In New York, racial minorities are automatically eligible for scarce COVID-19 therapeutics, regardless of age or underlying conditions. In Utah, “Latinx ethnicity” counts for more points than “congestive heart failure” in a patient’s “COVID-19 risk score”—the state’s framework for allocating monoclonal antibodies. And in Minnesota, health officials have devised their own “ethical framework” that prioritizes black 18-year-olds over white 64-year-olds—even though the latter are at much higher risk of severe disease.
Of course there’s no such thing as “Latinx ethnicity” because latinos aren’t an ethnic group. It’s actually very racist to say they are because by doing so you deny the existence of the millions of black latinos or Chinese, Jewish, Ukrainian, Korean, etc latinos.
Leaving all that aside, though, why does this problem even exist? How come the extremely poor Ukraine, a country at war and with a million problems, managed to import huge quantities of monoclonal antibodies back in summer? How come New York and Utah aren’t managing to do the same? We have a huge shortage here in Illinois, too. Why is there a gigantic supply of a vaccine that is clearly very ineffective but a shortage of a treatment that works?
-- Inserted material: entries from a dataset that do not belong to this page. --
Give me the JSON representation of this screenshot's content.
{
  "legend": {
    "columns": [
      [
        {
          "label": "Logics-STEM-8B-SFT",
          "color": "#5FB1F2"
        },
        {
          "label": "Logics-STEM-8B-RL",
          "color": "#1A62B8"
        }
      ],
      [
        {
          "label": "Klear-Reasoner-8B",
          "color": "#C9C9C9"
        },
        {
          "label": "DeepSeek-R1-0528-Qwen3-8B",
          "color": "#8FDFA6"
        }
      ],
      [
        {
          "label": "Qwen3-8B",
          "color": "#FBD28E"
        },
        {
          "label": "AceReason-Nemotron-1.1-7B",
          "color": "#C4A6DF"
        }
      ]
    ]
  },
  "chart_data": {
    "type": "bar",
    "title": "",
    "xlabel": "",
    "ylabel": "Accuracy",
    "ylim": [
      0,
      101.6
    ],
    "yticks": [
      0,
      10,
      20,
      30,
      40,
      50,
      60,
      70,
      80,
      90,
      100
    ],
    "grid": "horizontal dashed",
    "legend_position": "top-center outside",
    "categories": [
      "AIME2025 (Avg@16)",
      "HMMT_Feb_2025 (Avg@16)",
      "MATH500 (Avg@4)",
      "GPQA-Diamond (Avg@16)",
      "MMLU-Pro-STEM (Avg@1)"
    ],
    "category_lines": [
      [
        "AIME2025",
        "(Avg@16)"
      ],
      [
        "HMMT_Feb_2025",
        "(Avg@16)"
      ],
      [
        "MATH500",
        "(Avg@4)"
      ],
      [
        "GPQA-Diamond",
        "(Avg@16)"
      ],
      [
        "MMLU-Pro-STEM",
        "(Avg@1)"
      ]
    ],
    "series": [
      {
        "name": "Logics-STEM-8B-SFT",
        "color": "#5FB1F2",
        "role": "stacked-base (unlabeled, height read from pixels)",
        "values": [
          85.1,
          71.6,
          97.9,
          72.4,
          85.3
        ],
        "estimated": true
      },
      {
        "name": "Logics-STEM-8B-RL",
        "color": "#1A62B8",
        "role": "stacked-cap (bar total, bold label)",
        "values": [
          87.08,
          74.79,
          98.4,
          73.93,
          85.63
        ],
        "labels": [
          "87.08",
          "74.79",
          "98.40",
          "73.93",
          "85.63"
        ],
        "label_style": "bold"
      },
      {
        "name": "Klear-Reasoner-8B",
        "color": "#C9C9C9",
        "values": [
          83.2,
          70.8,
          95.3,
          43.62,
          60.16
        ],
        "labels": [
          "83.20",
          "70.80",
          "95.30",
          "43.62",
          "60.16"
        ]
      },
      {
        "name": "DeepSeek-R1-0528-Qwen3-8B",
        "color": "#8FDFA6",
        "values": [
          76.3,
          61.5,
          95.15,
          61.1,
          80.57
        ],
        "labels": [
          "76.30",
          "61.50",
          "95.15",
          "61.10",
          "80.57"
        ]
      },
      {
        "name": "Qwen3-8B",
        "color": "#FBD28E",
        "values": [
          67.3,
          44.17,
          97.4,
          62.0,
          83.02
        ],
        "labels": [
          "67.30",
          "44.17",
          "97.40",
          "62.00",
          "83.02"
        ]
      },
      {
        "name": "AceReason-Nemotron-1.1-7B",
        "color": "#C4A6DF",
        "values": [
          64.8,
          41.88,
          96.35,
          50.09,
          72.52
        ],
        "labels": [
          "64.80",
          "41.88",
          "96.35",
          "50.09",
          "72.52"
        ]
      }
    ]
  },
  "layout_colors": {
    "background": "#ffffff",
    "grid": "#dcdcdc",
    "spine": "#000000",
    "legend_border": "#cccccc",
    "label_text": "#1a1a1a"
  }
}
This happens because none of it has to do with health. The point is to exacerbate racial resentments and withhold treatments that work to keep people scared.
Supporting universal healthcare today (as opposed to 30 years ago) means you are in favor of people being denied treatment because of the books they read and the way they vote. This is absolutely the next step in the process we are experiencing.
Wake up, notice that things have changed, and try to achieve the superhuman feat of changing your mind. If anything deserves the effort, it’s this.